Another use of false allegations is to discredit a competitor. High achievers, whose rising status is a threat to colleagues, are sometimes subject to allegations of misconduct. So are those who challenge groups with vested interests. For example, David Lewis, a microbiologist whose research showed the health hazards of treated sewage used as a fertilizer, was accused of scientific fraud as a method of discrediting him (Lewis, 2014).

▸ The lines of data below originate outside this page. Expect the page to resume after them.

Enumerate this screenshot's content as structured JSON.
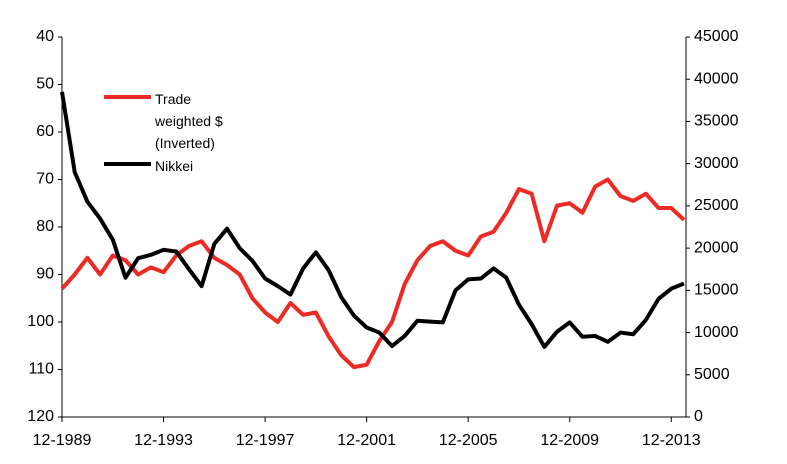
{
  "chart_data": {
    "type": "line",
    "x": [
      1989.92,
      1990.42,
      1990.92,
      1991.42,
      1991.92,
      1992.42,
      1992.92,
      1993.42,
      1993.92,
      1994.42,
      1994.92,
      1995.42,
      1995.92,
      1996.42,
      1996.92,
      1997.42,
      1997.92,
      1998.42,
      1998.92,
      1999.42,
      1999.92,
      2000.42,
      2000.92,
      2001.42,
      2001.92,
      2002.42,
      2002.92,
      2003.42,
      2003.92,
      2004.42,
      2004.92,
      2005.42,
      2005.92,
      2006.42,
      2006.92,
      2007.42,
      2007.92,
      2008.42,
      2008.92,
      2009.42,
      2009.92,
      2010.42,
      2010.92,
      2011.42,
      2011.92,
      2012.42,
      2012.92,
      2013.42,
      2013.92,
      2014.42
    ],
    "series": [
      {
        "name": "Trade weighted $ (Inverted)",
        "color": "#ee2a24",
        "values": [
          93,
          90,
          86.5,
          90,
          86,
          87,
          90,
          88.5,
          89.5,
          86,
          84,
          83,
          86.5,
          88,
          90,
          95,
          98,
          100,
          96,
          98.5,
          98,
          103,
          107,
          109.5,
          109,
          104,
          100,
          92,
          87,
          84,
          83,
          85,
          86,
          82,
          81,
          77,
          72,
          73,
          83,
          75.5,
          75,
          77,
          71.5,
          70,
          73.5,
          74.5,
          73,
          76,
          76,
          78.5
        ]
      },
      {
        "name": "Nikkei",
        "color": "#000000",
        "axis": "y2",
        "values": [
          38500,
          29000,
          25500,
          23500,
          21000,
          16500,
          18800,
          19200,
          19800,
          19600,
          17500,
          15500,
          20500,
          22300,
          20000,
          18500,
          16400,
          15500,
          14500,
          17600,
          19500,
          17400,
          14200,
          12000,
          10600,
          10000,
          8400,
          9600,
          11400,
          11300,
          11200,
          15000,
          16300,
          16400,
          17600,
          16500,
          13300,
          11000,
          8300,
          10100,
          11200,
          9500,
          9600,
          8900,
          10000,
          9800,
          11500,
          14000,
          15200,
          15800
        ]
      }
    ],
    "xlim": [
      1989.92,
      2014.5
    ],
    "xticks": [
      {
        "value": 1989.92,
        "label": "12-1989"
      },
      {
        "value": 1993.92,
        "label": "12-1993"
      },
      {
        "value": 1997.92,
        "label": "12-1997"
      },
      {
        "value": 2001.92,
        "label": "12-2001"
      },
      {
        "value": 2005.92,
        "label": "12-2005"
      },
      {
        "value": 2009.92,
        "label": "12-2009"
      },
      {
        "value": 2013.92,
        "label": "12-2013"
      }
    ],
    "ylim": [
      120,
      40
    ],
    "yticks": [
      40,
      50,
      60,
      70,
      80,
      90,
      100,
      110,
      120
    ],
    "y2lim": [
      0,
      45000
    ],
    "y2ticks": [
      0,
      5000,
      10000,
      15000,
      20000,
      25000,
      30000,
      35000,
      40000,
      45000
    ]
  }
}
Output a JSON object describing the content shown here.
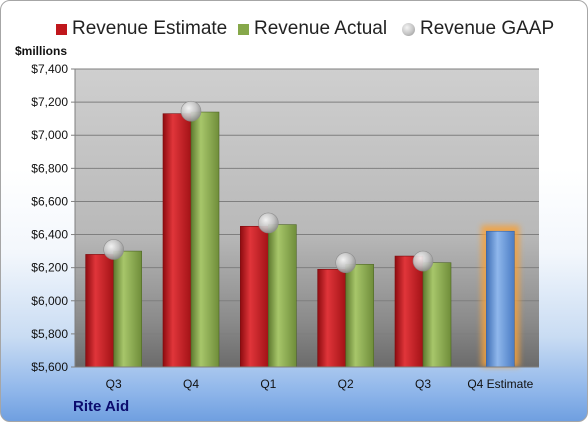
{
  "legend": {
    "estimate": "Revenue Estimate",
    "actual": "Revenue Actual",
    "gaap": "Revenue GAAP"
  },
  "unit_label": "$millions",
  "company": "Rite Aid",
  "colors": {
    "estimate": "#c0171c",
    "actual": "#86a84a",
    "gaap": "#b4b4b4",
    "forecast": "#5b8fd6",
    "highlight": "#f4a23c"
  },
  "chart_data": {
    "type": "bar",
    "categories": [
      "Q3",
      "Q4",
      "Q1",
      "Q2",
      "Q3",
      "Q4 Estimate"
    ],
    "series": [
      {
        "name": "Revenue Estimate",
        "values": [
          6280,
          7130,
          6450,
          6190,
          6270,
          null
        ]
      },
      {
        "name": "Revenue Actual",
        "values": [
          6300,
          7140,
          6460,
          6220,
          6230,
          6420
        ]
      },
      {
        "name": "Revenue GAAP",
        "values": [
          6310,
          7145,
          6470,
          6230,
          6240,
          null
        ]
      }
    ],
    "ylabel": "$millions",
    "ylim": [
      5600,
      7400
    ],
    "yticks": [
      5600,
      5800,
      6000,
      6200,
      6400,
      6600,
      6800,
      7000,
      7200,
      7400
    ],
    "ytick_labels": [
      "$5,600",
      "$5,800",
      "$6,000",
      "$6,200",
      "$6,400",
      "$6,600",
      "$6,800",
      "$7,000",
      "$7,200",
      "$7,400"
    ],
    "grid": true,
    "legend_position": "top"
  }
}
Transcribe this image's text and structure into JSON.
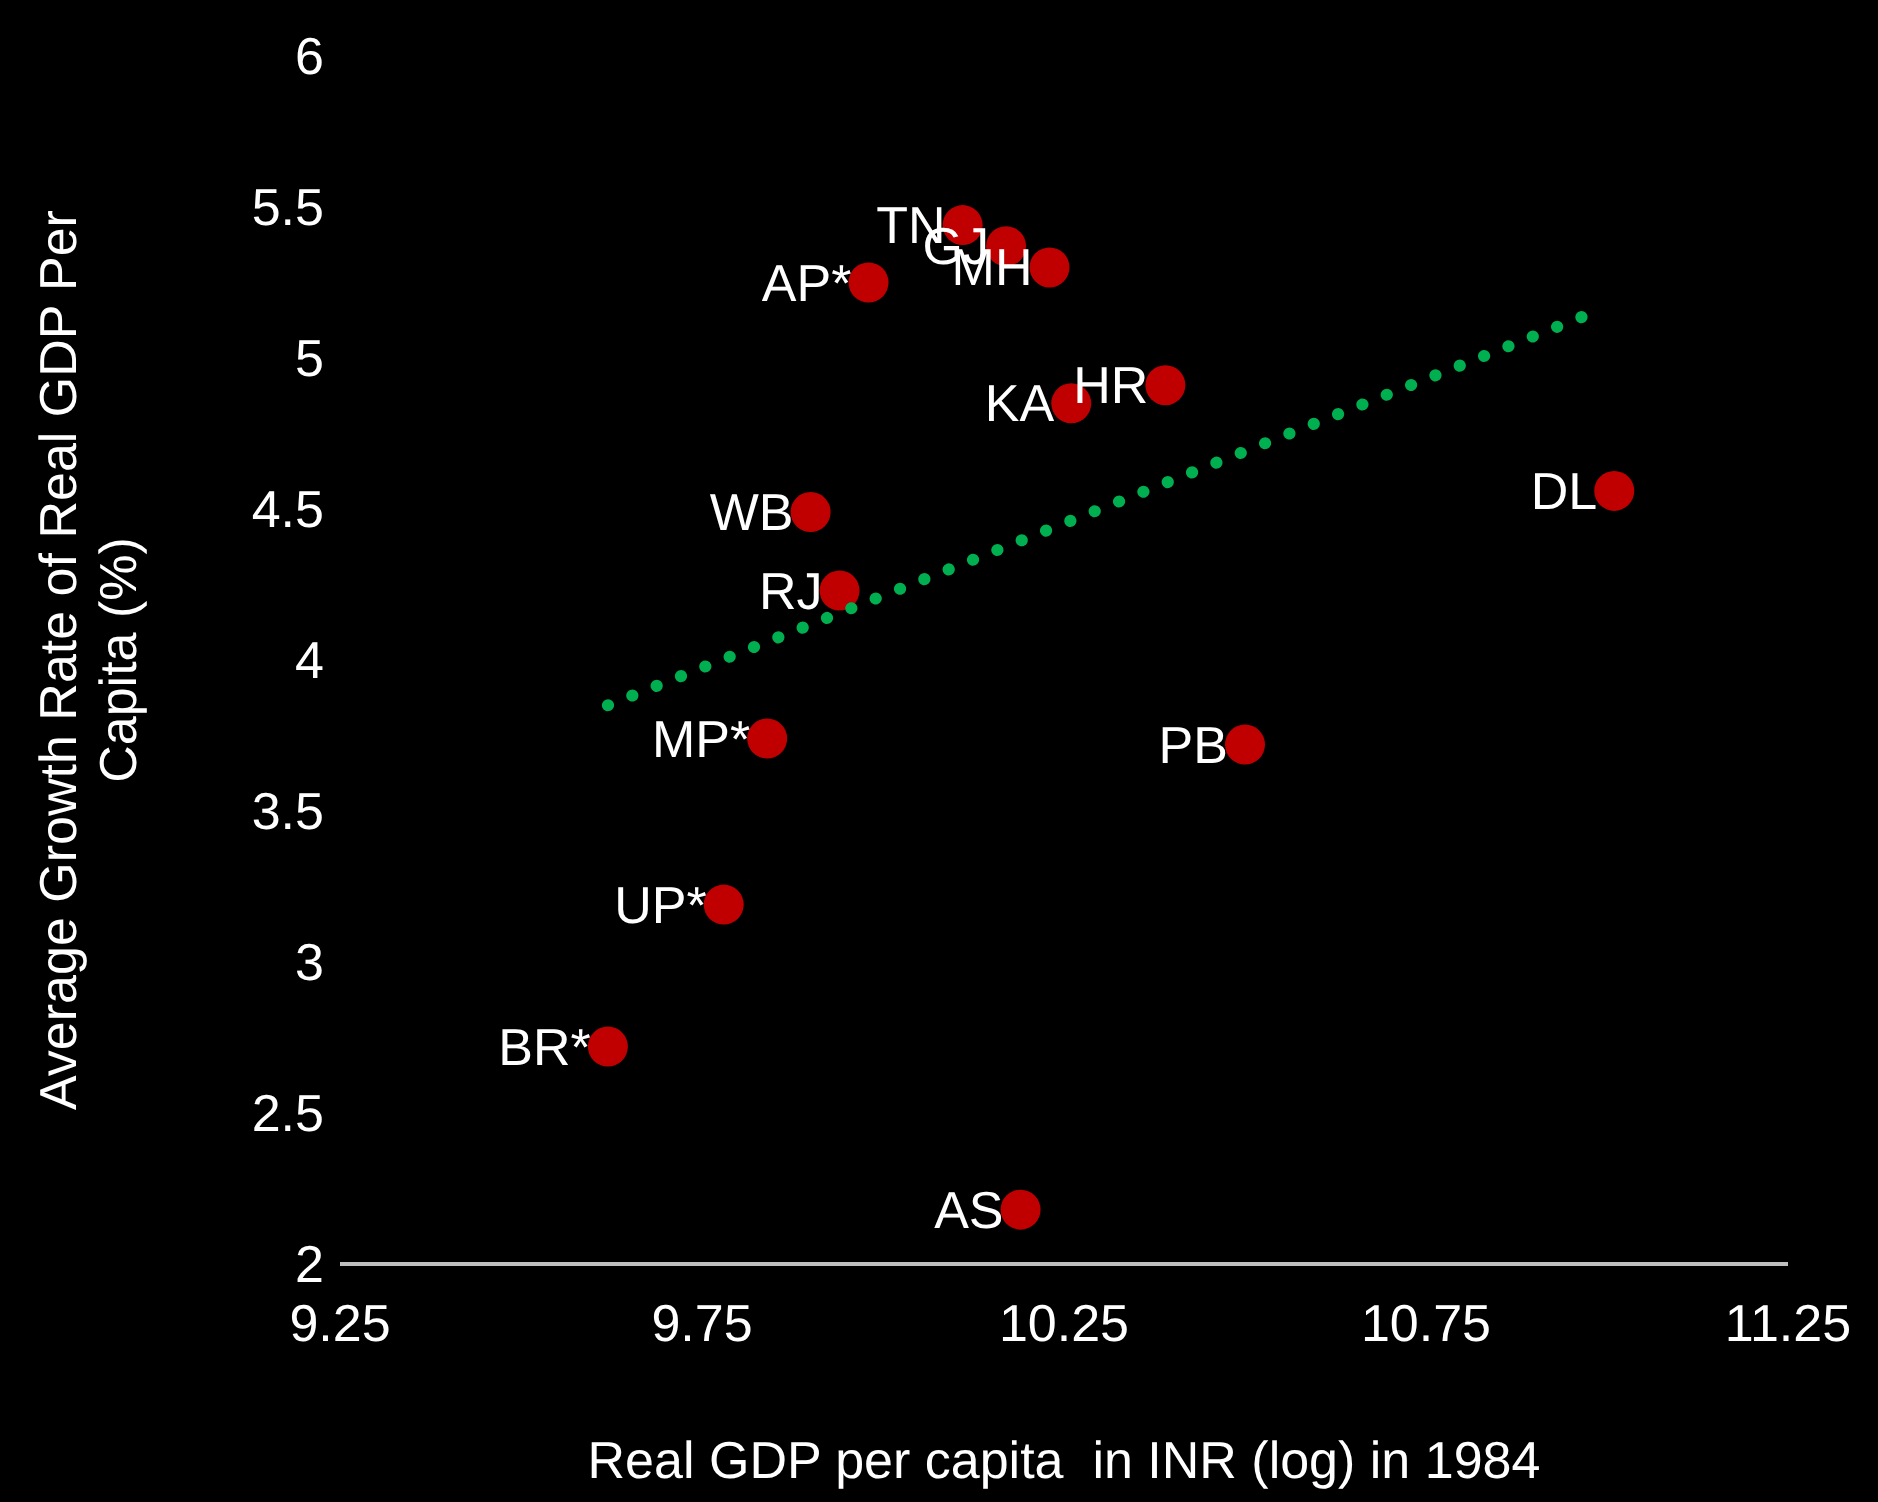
{
  "chart_data": {
    "type": "scatter",
    "xlabel": "Real GDP per capita  in INR (log) in 1984",
    "ylabel": "Average Growth Rate of Real GDP Per Capita (%)",
    "xlim": [
      9.25,
      11.25
    ],
    "xticks": [
      9.25,
      9.75,
      10.25,
      10.75,
      11.25
    ],
    "ylim": [
      2,
      6
    ],
    "yticks": [
      2,
      2.5,
      3,
      3.5,
      4,
      4.5,
      5,
      5.5,
      6
    ],
    "grid": false,
    "legend": false,
    "marker": "circle",
    "series": [
      {
        "type": "scatter",
        "color": "#c00000",
        "x": [
          10.11,
          10.17,
          10.23,
          9.98,
          10.39,
          10.26,
          9.9,
          9.94,
          9.84,
          10.5,
          11.01,
          9.78,
          9.62,
          10.19
        ],
        "values": [
          5.44,
          5.37,
          5.3,
          5.25,
          4.91,
          4.85,
          4.49,
          4.23,
          3.74,
          3.72,
          4.56,
          3.19,
          2.72,
          2.18
        ],
        "value_labels": [
          "TN",
          "GJ",
          "MH",
          "AP*",
          "HR",
          "KA",
          "WB",
          "RJ",
          "MP*",
          "PB",
          "DL",
          "UP*",
          "BR*",
          "AS"
        ]
      },
      {
        "type": "line",
        "color": "#00b050",
        "marker": "none",
        "line_style": "dotted",
        "x": [
          9.62,
          10.98
        ],
        "values": [
          3.85,
          5.15
        ]
      }
    ]
  }
}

The implication here is that assessments of academic and professional misconduct need to take into account the wider context. Looking only at the claims made can sometimes be unfair because motivations and power differentials are left out of the picture. A minor mistake by a junior scholar might be subject to scrutiny and penalties whereas major abuses by senior scholars are never investigated. It is necessary to examine who is making claims, what they have to gain (if anything), and the wider context of practices, including systemic misrepresentation and exploitation. Official channels, such as grievance procedures and making complaints to editors and professional associations, often serve to protect powerful perpetrators because officials either refuse to act or look at evidence in a narrow way that obscures the role of power.
Most discussions of plagiarism focus on students, especially those still learning scholarly acknowledgement practices. In comparison, plagiarism by established academics and other professionals receives little attention. Furthermore, institutionalized ways of claiming credit for the work of subordinates, which fit usual definitions of plagiarism, are hardly ever called plagiarism. There is a disjunction between the strictures placed on students and an array of exploitative practices in academia and beyond that can best be explained by differences in power. It is possible to stigmatize student plagiarism because students have little power to resist, whereas established academics have more tools to avoid or resist challenges to their abuses and prerogatives.
A similar pattern occurs in the area of misrepresentation. Certain practices, especially manufacturing or altering data, are castigated as scientific fraud, whereas other types of misrepresentation, such as exaggeration on curricula vitae, grant applications, and media releases, are treated as normal.
Enforcing integrity norms can be unfair if undertaken in a selective manner. There is a danger in focusing on individual violations without understanding the wider context: an individual might well have transgressed norms, but penalties for this can be unfair if the norms themselves leave out systemic forms of misrepresentation and exploitation.
One possible implication of the existence of institutionalized plagiarism, misrepresentation, and exploitation is that education in scholarly integrity needs to include analysis of practices, power, and tactics. Students needs to know how to give appropriate citations but also how to recognize when supervisors are taking unfair credit for the work of subordinates, and why it is hard to challenge this sort of intellectual exploitation. Students also need to understand some of the tactics used by powerful exploiters and the risks in trying to challenge them.
There is no easy road to transforming exploitative practices and systems. Greater understanding of how these systems work is a good basis for making strategic interventions towards fairer systems.
I thank Tracey Bretag and two anonymous reviewers for helpful comments on a draft of this chapter. Many individuals have aided my understanding of the issues over the years, especially those who have told me their personal stories involving plagiarism and exploitation.